Blanchard has weathered many storms from her restaurant. When she got the alerts about a tropical storm in the Gulf, she fell into a well practiced routine.
"We prepare ourselves for the water and after awhile, we'll get our sandbags and have them here by the front door and we'll be ready," said Blanchard.
St. Mary Parish Sheriff Mark Hebert was also out making his rounds, checking that everyone was up to date on the latest weather alerts and keeping a close eye on an already swollen Atchafalaya River.

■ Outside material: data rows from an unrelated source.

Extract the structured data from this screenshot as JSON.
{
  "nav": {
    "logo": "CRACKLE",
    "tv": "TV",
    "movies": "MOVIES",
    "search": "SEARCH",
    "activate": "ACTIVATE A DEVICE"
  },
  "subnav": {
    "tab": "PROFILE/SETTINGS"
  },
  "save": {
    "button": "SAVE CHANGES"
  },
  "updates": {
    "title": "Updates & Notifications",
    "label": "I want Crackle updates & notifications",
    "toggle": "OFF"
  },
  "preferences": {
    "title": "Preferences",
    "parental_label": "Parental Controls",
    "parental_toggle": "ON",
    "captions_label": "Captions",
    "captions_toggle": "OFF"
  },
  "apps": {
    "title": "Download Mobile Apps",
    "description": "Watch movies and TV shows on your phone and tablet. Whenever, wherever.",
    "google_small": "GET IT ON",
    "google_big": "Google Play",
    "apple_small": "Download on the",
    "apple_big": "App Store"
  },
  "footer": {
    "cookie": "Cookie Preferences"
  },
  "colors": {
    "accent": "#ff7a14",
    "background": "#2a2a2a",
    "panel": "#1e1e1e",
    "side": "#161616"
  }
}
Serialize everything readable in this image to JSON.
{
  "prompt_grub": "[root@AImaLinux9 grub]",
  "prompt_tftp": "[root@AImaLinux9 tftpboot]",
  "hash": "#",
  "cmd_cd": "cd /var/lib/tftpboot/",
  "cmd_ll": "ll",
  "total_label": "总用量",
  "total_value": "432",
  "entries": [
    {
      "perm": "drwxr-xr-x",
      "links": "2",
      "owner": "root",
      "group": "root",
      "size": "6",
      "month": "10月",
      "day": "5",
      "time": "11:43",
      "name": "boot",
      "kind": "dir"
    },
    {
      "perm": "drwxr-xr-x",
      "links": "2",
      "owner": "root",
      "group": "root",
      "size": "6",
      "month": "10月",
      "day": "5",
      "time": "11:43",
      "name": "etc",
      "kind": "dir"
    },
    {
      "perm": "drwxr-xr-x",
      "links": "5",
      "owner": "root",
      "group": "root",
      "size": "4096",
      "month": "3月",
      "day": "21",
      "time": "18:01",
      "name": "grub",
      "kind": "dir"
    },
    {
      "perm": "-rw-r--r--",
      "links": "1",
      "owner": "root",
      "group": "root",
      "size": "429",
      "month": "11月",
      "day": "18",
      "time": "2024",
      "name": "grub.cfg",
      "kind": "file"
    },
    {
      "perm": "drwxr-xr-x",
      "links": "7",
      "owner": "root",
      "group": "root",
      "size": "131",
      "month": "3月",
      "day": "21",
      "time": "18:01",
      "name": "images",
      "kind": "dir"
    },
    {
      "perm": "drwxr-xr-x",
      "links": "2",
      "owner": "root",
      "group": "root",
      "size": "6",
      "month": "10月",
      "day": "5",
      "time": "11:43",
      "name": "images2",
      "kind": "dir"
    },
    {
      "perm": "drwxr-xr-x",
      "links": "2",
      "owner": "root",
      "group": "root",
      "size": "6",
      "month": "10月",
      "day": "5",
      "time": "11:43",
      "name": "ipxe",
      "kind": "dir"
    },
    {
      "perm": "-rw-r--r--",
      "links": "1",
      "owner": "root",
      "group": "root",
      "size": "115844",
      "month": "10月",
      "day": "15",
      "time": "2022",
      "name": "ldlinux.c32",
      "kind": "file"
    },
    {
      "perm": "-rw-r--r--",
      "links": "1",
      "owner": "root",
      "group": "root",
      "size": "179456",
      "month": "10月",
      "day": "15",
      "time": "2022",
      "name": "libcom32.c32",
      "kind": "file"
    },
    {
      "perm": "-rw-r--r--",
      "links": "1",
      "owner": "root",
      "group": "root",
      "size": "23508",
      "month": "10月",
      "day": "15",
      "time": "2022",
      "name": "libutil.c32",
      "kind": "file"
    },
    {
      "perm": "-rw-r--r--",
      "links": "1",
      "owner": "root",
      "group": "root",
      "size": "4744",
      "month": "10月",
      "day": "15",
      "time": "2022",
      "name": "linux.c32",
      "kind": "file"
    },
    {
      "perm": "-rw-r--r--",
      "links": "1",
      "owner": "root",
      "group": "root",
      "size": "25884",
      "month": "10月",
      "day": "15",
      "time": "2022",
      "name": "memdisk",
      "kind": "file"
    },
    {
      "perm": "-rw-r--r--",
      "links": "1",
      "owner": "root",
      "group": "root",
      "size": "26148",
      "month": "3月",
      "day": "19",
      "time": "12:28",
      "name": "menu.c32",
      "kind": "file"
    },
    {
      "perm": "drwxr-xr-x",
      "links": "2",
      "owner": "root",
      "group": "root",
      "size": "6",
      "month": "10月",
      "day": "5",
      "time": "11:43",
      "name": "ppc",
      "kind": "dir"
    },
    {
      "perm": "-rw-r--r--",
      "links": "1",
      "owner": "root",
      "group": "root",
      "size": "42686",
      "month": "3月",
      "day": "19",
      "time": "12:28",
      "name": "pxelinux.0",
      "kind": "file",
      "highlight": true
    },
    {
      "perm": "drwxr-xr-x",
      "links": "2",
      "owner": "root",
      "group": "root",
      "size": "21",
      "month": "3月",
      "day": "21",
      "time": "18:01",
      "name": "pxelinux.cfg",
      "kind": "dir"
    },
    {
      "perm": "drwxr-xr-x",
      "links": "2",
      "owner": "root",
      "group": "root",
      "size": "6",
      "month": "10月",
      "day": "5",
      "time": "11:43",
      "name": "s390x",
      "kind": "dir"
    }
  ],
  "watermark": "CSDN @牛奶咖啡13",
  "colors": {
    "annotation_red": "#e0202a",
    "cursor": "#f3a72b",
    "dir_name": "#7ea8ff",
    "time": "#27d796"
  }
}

"It's hard to predict Mother Nature," said Hebert. "When you think something is going to be mild and calm, you know, there are isolated incidents that you're forced to contend with things that you normally wouldn't think you would under those conditions, so we're not taking anything for granted."
Officials are also watching the Franklin Canal around 20 miles west of Morgan City. Known to be a trouble spot for flooding, Parish Levee District crews spent much of the day closing the lock and pumping water on the backside.
"Honestly, our biggest concern right now is rainfall. This system is set up to handle it. Currently, we have two pumps in. There's new pumps that haven't been tested yet, so there's a possibility of testing that," said operating manager, Mike Brocato.
When all that is done, there's nothing left to do but wait for the storm and maybe grab a bit at Jo Jo's, because that's a routine even Tropical Storm Cindy can't interrupt.
"We have a gas stove. We're ready. We feed the multitudes when necessary," said Blanchard.